Home » Slow Cooker Pulled Pork

Who doesn’t love the succulent, mouthwatering taste of pulled pork? You know, the kind that’s so tender it melts in your mouth and the flavors explode like a fireworks display. But have you ever tried making it at home? And no, I don’t mean the quick-fix, pre-packaged variety. I mean real, homemade, slow-cooked pulled pork.

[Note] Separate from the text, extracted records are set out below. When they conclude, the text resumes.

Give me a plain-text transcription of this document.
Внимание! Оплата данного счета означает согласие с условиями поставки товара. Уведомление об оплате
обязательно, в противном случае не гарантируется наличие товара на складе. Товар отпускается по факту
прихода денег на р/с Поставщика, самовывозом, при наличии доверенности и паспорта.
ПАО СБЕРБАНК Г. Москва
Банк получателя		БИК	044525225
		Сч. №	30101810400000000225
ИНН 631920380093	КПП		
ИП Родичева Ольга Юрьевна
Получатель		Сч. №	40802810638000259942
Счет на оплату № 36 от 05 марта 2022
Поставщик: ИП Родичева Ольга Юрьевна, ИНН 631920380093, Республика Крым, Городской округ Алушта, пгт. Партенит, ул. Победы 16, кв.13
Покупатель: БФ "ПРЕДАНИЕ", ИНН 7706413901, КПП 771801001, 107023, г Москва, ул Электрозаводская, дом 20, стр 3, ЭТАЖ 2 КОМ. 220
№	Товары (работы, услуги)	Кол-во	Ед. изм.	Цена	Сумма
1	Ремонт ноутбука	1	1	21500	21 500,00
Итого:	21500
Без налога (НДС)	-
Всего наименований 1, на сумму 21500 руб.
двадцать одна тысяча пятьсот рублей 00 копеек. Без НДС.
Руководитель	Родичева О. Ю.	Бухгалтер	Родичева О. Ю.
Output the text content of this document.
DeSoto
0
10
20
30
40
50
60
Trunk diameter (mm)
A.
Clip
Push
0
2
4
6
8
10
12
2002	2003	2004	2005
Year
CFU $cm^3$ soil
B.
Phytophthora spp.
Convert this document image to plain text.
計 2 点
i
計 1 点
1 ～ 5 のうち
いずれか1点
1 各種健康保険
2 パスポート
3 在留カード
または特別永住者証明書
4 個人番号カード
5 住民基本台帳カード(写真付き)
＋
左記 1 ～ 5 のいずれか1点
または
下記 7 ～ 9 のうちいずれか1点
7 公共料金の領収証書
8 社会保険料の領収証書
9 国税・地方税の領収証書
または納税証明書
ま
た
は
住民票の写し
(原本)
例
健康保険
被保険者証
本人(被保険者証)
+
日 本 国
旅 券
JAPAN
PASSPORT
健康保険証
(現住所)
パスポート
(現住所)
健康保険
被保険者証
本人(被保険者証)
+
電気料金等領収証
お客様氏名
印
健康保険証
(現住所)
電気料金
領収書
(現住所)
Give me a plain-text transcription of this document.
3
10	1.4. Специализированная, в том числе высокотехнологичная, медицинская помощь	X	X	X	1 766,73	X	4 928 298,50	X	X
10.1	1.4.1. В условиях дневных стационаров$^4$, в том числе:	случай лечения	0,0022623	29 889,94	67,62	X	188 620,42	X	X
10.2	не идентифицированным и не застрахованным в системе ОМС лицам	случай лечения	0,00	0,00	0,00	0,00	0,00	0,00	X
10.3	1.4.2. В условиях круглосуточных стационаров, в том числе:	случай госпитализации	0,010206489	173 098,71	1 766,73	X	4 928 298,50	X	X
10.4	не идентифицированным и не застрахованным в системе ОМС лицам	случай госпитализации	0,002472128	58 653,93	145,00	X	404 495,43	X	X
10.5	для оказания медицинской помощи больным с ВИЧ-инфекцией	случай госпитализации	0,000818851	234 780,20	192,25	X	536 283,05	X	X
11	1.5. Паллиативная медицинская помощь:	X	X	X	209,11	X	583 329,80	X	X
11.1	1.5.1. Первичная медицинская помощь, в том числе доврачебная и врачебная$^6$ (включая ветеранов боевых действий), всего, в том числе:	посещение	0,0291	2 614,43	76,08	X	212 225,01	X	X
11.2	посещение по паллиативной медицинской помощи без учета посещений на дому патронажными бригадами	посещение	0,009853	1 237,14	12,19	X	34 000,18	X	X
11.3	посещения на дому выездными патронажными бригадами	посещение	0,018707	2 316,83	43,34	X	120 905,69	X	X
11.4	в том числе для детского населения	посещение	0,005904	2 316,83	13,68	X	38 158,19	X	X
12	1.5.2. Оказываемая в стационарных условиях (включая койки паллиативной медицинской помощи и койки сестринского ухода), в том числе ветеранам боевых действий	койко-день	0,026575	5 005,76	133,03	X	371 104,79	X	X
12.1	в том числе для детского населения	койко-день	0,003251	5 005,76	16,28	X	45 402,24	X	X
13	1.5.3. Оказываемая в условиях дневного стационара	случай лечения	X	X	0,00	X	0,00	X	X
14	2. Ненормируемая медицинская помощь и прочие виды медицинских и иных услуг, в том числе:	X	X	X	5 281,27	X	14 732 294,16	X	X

There’s nothing quite like the aroma of pulled pork permeating your home, like a warm and savory blanket on a cold winter’s day. It’s a labor of love, and with the help of a slow cooker, it’s one that doesn’t have to be labor-intensive. Intrigued? Well, read on, and let’s embark on this culinary journey together.

The Magic of Slow Cooking

The beauty of slow cooking is that it allows the flavors to meld and intensify, creating a depth of taste that’s hard to achieve with quick cooking methods. It’s like letting a fine wine breathe, unveiling its complex notes and richness. The slow cooker is an unsung hero in the kitchen, turning even the toughest cuts into spoon-tender delights.

More so, slow cooking is a great way to infuse your pulled pork with a myriad of flavors. From sweet and smoky BBQ to tangy and spicy Asian-inspired versions, the possibilities are endless. It’s a canvas waiting for your creative culinary brushstrokes.

Choosing the Right Pork Cut

Choosing the right cut of pork is crucial in achieving the perfect pulled pork. Pork shoulder, also known as pork butt or Boston butt, is deemed the best cut for this. It’s marbled with enough fat that melts away during slow cooking, keeping the meat moist and flavorful.

Contrary to what you might think, pork loin or tenderloin doesn’t work as well for pulled pork. These lean cuts can dry out during slow cooking, resulting in a less satisfying texture and flavor. So remember, for pulled pork, pork shoulder is your friend.

Seasoning Your Pork

A mouthwatering glimpse of Slow Cooker Pulled Pork

Seasoning your pork is where you get to play and personalize your pulled pork. A simple rub of salt, pepper, and brown sugar can work wonders. If you’re after a smokier flavor, consider adding smoked paprika or a touch of liquid smoke. For a spicy kick, cayenne pepper or chilli flakes will do the trick.

Remember, the slow cooker will accentuate your seasoning, so don’t be afraid to be bold. Just remember to balance your flavors – a little sweetness can balance out the heat, and a touch of acidity can cut through the richness of the pork.

Ingredients

  • 1 bone-in pork shoulder (about 5-6 pounds)
  • 1/4 cup of brown sugar
  • 1/4 cup of smoked paprika
  • 1 tablespoon of salt
  • 1 teaspoon of black pepper
  • 1 teaspoon of cayenne pepper
  • 2 cups of BBQ sauce

Instructions

  1. Rinse the pork shoulder and pat dry with paper towels.
  2. In a bowl, combine the brown sugar, smoked paprika, salt, black pepper, and cayenne pepper to make the rub.
  3. Apply the rub evenly all over the pork shoulder.
  4. Put the seasoned pork shoulder in the slow cooker and pour the BBQ sauce over it.
  5. Cook on low for 8-10 hours until the pork is tender and can be easily shredded with a fork.
  6. Remove the pork from the slow cooker and shred using two forks.
  7. Return the shredded pork to the slow cooker and mix with the sauce. Cook for an additional 30 minutes on low.

Cook and Prep Times

  • Prep Time: 15 minutes
  • Cook Time: 8-10 hours

Tips for Slow Cooker Pulled Pork

For an extra flavor boost, sear your pork shoulder on all sides before placing it into the slow cooker. Moreover, don’t discard the cooking liquid; it’s packed with flavor! Mix it with your shredded pork for added juiciness. Also, feel free to customize your BBQ sauce. Add honey for sweetness, apple cider vinegar for tanginess, or more cayenne for heat.

Why This Recipe is a Must-Try

This recipe is a piece of culinary magic, transforming a humble cut of meat into a mouthwatering feast. The slow cooker works its charm, tenderizing the pork and infusing it with deep, smoky, and spicy flavors. It’s a festival of flavors in every bite. The versatility of the dish is another plus; serve it in a bun, in a wrap, or alongside rice or coleslaw for a satisfying meal.